Résumé de la décision
M. B A a demandé l'annulation d'une décision de la rectrice de l'académie de Besançon, datée du 23 mars 2023, qui s'opposait à sa promotion au grade de professeur certifié hors classe. M. A a invoqué des allégations de harcèlement, de diffamation et d'abus d'autorité. Le tribunal a rejeté sa requête, considérant que la décision contestée ne faisait pas grief, car elle était un acte préparatoire à l'établissement du tableau d'avancement.
Arguments pertinents
1. Nature de la décision contestée : Le tribunal a souligné que le courrier du 23 mars 2023, par lequel la rectrice a informé M. A de son opposition à sa promotion, constitue un acte préparatoire et non une décision définitive. Par conséquent, M. A ne pouvait pas demander l'annulation de cette décision, car elle ne lui causait pas de préjudice direct.

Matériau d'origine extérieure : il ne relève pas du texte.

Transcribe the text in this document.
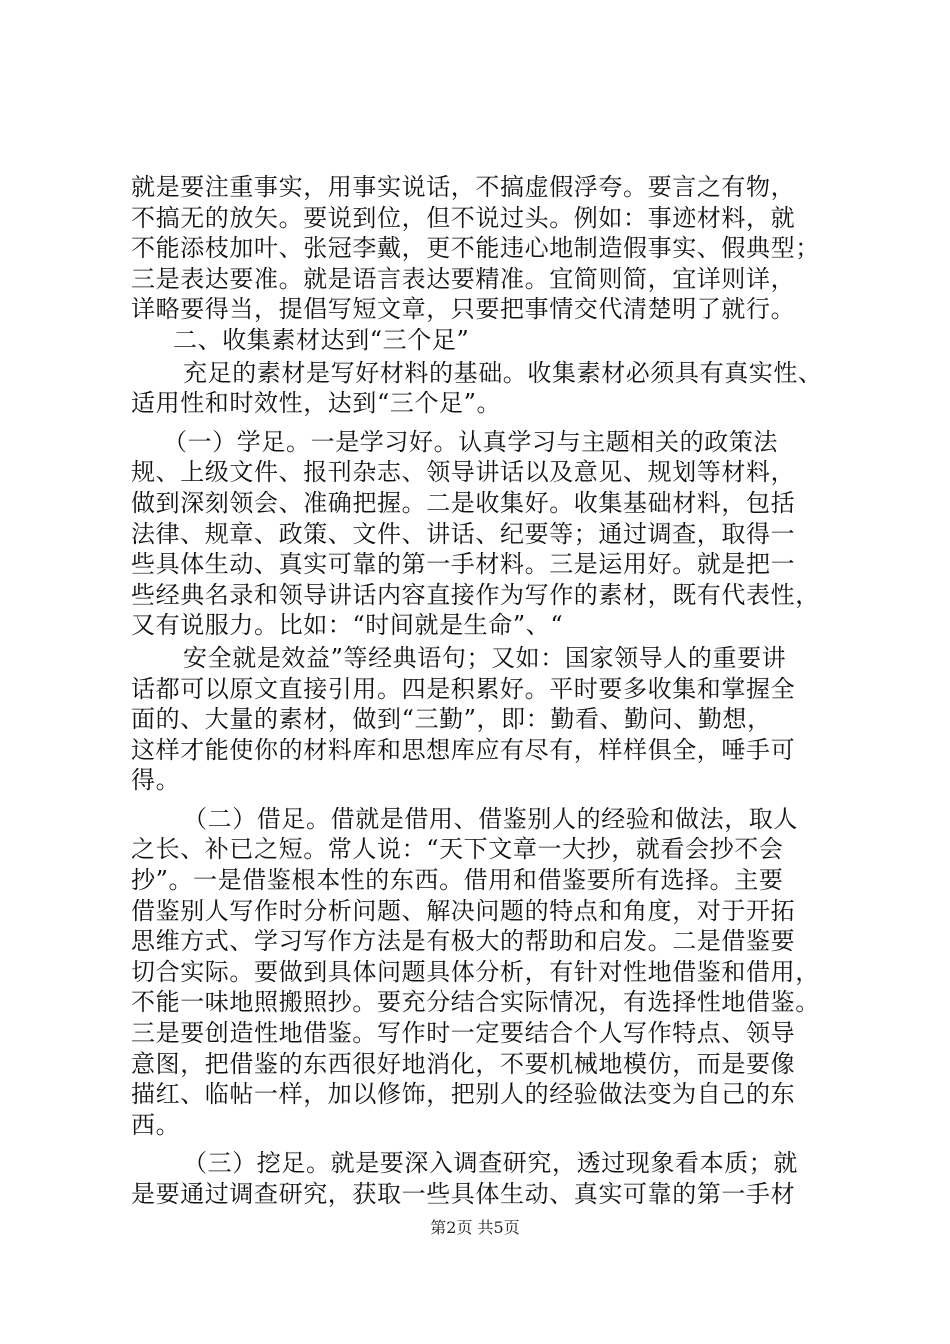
就是要注重事实，用事实说话，不搞虚假浮夸。要言之有物，
不搞无的放矢。要说到位，但不说过头。例如：事迹材料，就
不能添枝加叶、张冠李戴，更不能违心地制造假事实、假典型；
三是表达要准。就是语言表达要精准。宜简则简，宜详则详，
详略要得当，提倡写短文章，只要把事情交代清楚明了就行。
二、收集素材达到“三个足”
充足的素材是写好材料的基础。收集素材必须具有真实性、
适用性和时效性，达到“三个足”。
（一）学足。一是学习好。认真学习与主题相关的政策法
规、上级文件、报刊杂志、领导讲话以及意见、规划等材料，
做到深刻领会、准确把握。二是收集好。收集基础材料，包括
法律、规章、政策、文件、讲话、纪要等；通过调查，取得一
些具体生动、真实可靠的第一手材料。三是运用好。就是把一
些经典名录和领导讲话内容直接作为写作的素材，既有代表性，
又有说服力。比如：“时间就是生命”、“
安全就是效益”等经典语句；又如：国家领导人的重要讲
话都可以原文直接引用。四是积累好。平时要多收集和掌握全
面的、大量的素材，做到“三勤”，即：勤看、勤问、勤想，
这样才能使你的材料库和思想库应有尽有，样样俱全，唾手可
得。
（二）借足。借就是借用、借鉴别人的经验和做法，取人
之长、补已之短。常人说：“天下文章一大抄，就看会抄不会
抄”。一是借鉴根本性的东西。借用和借鉴要所有选择。主要
借鉴别人写作时分析问题、解决问题的特点和角度，对于开拓
思维方式、学习写作方法是有极大的帮助和启发。二是借鉴要
切合实际。要做到具体问题具体分析，有针对性地借鉴和借用，
不能一味地照搬照抄。要充分结合实际情况，有选择性地借鉴。
三是要创造性地借鉴。写作时一定要结合个人写作特点、领导
意图，把借鉴的东西很好地消化，不要机械地模仿，而是要像
描红、临帖一样，加以修饰，把别人的经验做法变为自己的东
西。
（三）挖足。就是要深入调查研究，透过现象看本质；就
是要通过调查研究，获取一些具体生动、真实可靠的第一手材
第2页 共5页
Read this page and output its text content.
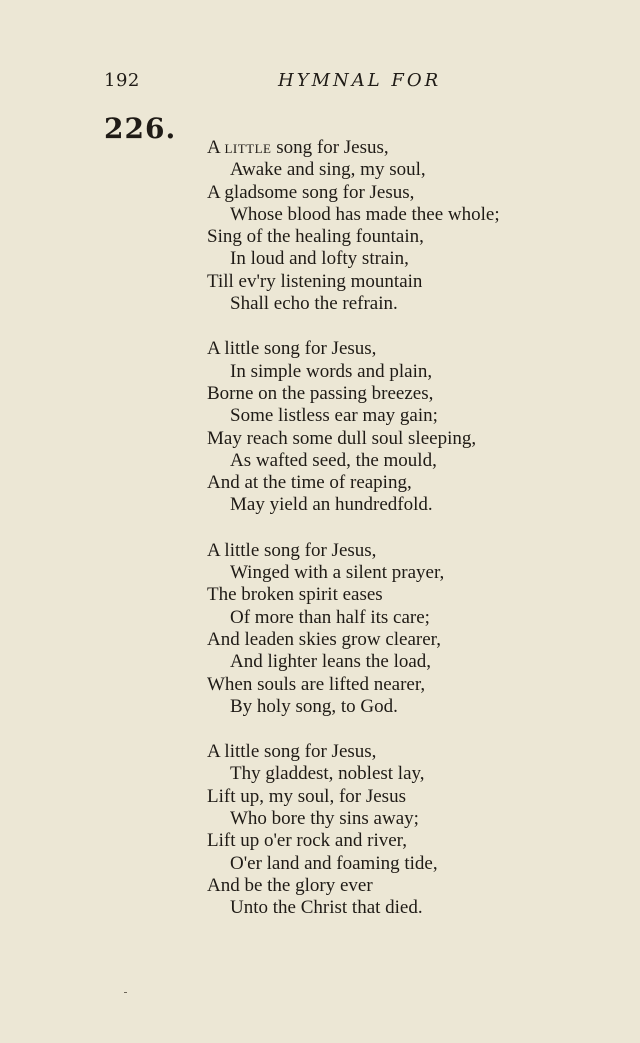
192	HYMNAL FOR
226.
A little song for Jesus,
Awake and sing, my soul,
A gladsome song for Jesus,
Whose blood has made thee whole;
Sing of the healing fountain,
In loud and lofty strain,
Till ev'ry listening mountain
Shall echo the refrain.
A little song for Jesus,
In simple words and plain,
Borne on the passing breezes,
Some listless ear may gain;
May reach some dull soul sleeping,
As wafted seed, the mould,
And at the time of reaping,
May yield an hundredfold.
A little song for Jesus,
Winged with a silent prayer,
The broken spirit eases
Of more than half its care;
And leaden skies grow clearer,
And lighter leans the load,
When souls are lifted nearer,
By holy song, to God.
A little song for Jesus,
Thy gladdest, noblest lay,
Lift up, my soul, for Jesus
Who bore thy sins away;
Lift up o'er rock and river,
O'er land and foaming tide,
And be the glory ever
Unto the Christ that died.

> "Dès lors, en demandant l'annulation du courrier du 23 mars 2023, M. A a dirigé sa requête contre une décision qui ne fait pas grief."
2. Irrecevabilité de la requête : En vertu de l'article R. 222-1 du code de justice administrative, le tribunal a conclu que la requête de M. A était manifestement irrecevable, car elle ne répondait pas aux critères nécessaires pour être examinée.
> "Il résulte de ce qui précède que M. A n'est pas fondé à demander l'annulation de la décision qu'il conteste et sa requête doit être rejetée en application du 4° de l'article R. 222-1 du code de justice administrative."
Interprétations et citations légales
1. Article R. 222-1 du code de justice administrative : Cet article permet aux présidents de formation de jugement de rejeter des requêtes manifestement irrecevables. Dans ce cas, le tribunal a appliqué cette disposition pour conclure que la requête de M. A ne pouvait pas être examinée, car elle ne portait pas sur une décision faisant grief.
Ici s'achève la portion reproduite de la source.